New bar-code symbology undergoes testing
Staff -- Logistics Management, 8/1/2001
The Uniform Code Council (UCC) has begun promoting a new type of bar code that compresses more data into a symbol than was previously possible. The group has been conducting tests with grocery and pharmaceutical companies on the new Reduced Space Symbology (RSS), which was designed to let manufacturers embed information that goes well beyond the traditional product and manufacturer identification into a bar code.
Based in Princeton, N.J., the UCC assigns bar-code identifiers to individual products, which allows retailers and grocers to collect information on what products are being sold at store checkout counters. Several years back, the council teamed up with another international standards organization, EAN, to develop the RSS system for applications where space limitations were a concern. At the moment, there are seven variations of the RSS symbology, says Stephen Halliday, a vice president of technology at the Pittsburgh-based automatic-identification industry organization AIM, who is familiar with the code. The basic version RSS-14 is a linear symbol that can hold 14 digits of information. The expanded stack version, which has a two-dimensional (2-D) code in the middle of the symbol, can convey 34 digits of information. (Linear bar codes encode data on one axis, while 2-D codes encode information within a field.) Besides the RSS symbologies, the bar-code industry has also developed data-compression languages for two-dimensional codes called composite symbols.
Although AIM published a standard for RSS codes in 1999, the UCC and bar-code equipment makers have only recently begun working with companies to implement the new symbology.

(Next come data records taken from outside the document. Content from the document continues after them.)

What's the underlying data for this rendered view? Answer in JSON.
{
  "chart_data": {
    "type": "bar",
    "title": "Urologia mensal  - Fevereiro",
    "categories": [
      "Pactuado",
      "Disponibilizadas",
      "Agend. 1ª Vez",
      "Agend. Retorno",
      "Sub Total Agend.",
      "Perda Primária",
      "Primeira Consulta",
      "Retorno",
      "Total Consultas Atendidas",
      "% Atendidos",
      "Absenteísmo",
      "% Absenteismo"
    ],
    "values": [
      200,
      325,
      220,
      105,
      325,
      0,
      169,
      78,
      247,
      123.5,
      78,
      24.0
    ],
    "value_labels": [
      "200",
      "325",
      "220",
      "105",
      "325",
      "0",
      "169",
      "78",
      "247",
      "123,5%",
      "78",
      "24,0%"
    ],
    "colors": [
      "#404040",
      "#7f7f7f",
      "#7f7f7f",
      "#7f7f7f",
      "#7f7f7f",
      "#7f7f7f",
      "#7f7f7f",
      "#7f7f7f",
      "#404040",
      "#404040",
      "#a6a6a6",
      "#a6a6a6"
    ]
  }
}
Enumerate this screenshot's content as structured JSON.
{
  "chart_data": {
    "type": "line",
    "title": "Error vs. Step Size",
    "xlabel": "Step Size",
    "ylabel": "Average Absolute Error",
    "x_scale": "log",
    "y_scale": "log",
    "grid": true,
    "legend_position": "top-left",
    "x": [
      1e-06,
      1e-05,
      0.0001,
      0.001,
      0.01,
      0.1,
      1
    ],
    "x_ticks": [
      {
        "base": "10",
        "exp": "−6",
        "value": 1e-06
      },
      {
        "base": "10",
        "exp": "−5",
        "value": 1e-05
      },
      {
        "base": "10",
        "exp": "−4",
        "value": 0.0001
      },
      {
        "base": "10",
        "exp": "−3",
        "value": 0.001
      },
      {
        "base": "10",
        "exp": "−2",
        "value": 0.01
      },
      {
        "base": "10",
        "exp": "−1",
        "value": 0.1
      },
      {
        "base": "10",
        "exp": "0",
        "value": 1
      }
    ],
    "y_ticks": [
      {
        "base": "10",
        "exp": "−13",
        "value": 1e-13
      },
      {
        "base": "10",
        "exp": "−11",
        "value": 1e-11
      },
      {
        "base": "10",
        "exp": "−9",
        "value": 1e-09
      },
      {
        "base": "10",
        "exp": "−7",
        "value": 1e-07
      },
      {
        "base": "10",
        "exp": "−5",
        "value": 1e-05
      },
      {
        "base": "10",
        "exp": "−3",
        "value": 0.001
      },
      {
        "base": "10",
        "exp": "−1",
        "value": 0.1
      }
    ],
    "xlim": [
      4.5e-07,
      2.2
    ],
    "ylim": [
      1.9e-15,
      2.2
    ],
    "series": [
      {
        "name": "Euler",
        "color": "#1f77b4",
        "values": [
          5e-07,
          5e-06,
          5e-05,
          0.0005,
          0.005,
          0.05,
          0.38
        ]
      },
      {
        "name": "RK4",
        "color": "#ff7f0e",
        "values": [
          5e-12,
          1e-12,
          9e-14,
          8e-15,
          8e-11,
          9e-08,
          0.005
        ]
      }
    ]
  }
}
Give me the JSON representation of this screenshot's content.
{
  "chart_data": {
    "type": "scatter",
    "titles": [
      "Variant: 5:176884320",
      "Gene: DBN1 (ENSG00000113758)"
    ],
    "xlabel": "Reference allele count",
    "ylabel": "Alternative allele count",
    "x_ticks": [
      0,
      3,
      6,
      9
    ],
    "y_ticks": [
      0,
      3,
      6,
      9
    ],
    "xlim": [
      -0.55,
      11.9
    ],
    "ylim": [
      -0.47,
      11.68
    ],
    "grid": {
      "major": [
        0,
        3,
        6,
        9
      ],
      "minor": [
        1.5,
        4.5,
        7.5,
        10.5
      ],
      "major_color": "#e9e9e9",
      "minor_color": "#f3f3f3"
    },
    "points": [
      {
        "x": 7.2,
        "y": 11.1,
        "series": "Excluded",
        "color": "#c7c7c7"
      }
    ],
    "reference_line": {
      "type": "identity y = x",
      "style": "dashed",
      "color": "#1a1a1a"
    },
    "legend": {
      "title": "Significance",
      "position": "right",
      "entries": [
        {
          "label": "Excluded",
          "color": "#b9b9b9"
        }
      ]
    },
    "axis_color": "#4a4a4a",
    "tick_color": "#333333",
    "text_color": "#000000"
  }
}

The UCC has overseen two tests to date. One of those involved Alcon Labs of Fort Worth, Texas, which used the RSS code to mark unit doses of items delivered to hospitals. "This test was very successful," reports Frank Sharkey, a senior project manager at the UCC.
The UCC is also currently analyzing the results of a test by a Midwestern grocer, which used the smaller-sized RSS codes to mark produce and meat. Dorothy Lane Markets in Dayton, Ohio, has installed special scanners from NCR Corp. in some of its supermarkets to read RSS codes. Craig Maddox, a product line director at Dayton, Ohio-based NCR Corp., says his company modified the underlying software in its Model 7075 scanner so the device could read the RSS symbols. "We did citrus, apples, and grapes as well as all the meat in the test," says Maddox. "It gives the supermarket the ability to know what's sold when. It's great information for [managing] your supply chain."
Maddox says RSS codes will allow grocers to scan fresh food at the checkout counter just the way they scan boxed and canned items now. "From a consumer product safety point of view, it's fantastic," he adds. "If you get a bad crate of produce, you can track it down immediately. You will even be able to track meat to the exact cow it came from."
In addition to their use in item identification, the newer compact symbols will also be deployed in logistics applications. UCC's Sharkey reports that his organization plans to test a composite symbol that will function as an advance shipment notice in the months ahead.
Meanwhile, bar-code equipment manufacturers have started marketing scanners capable of reading RSS and composite codes. Symbol Technologies Inc. of Holtsville, N.Y., and PSC Inc. of Portland, Ore., both unveiled new scanners for this purpose at a recent trade show. A representative for Handheld Products in Skaneateles Falls, N.Y., an affiliate of Welch Allyn, says its Model 4410 scanner can also read some RSS codes.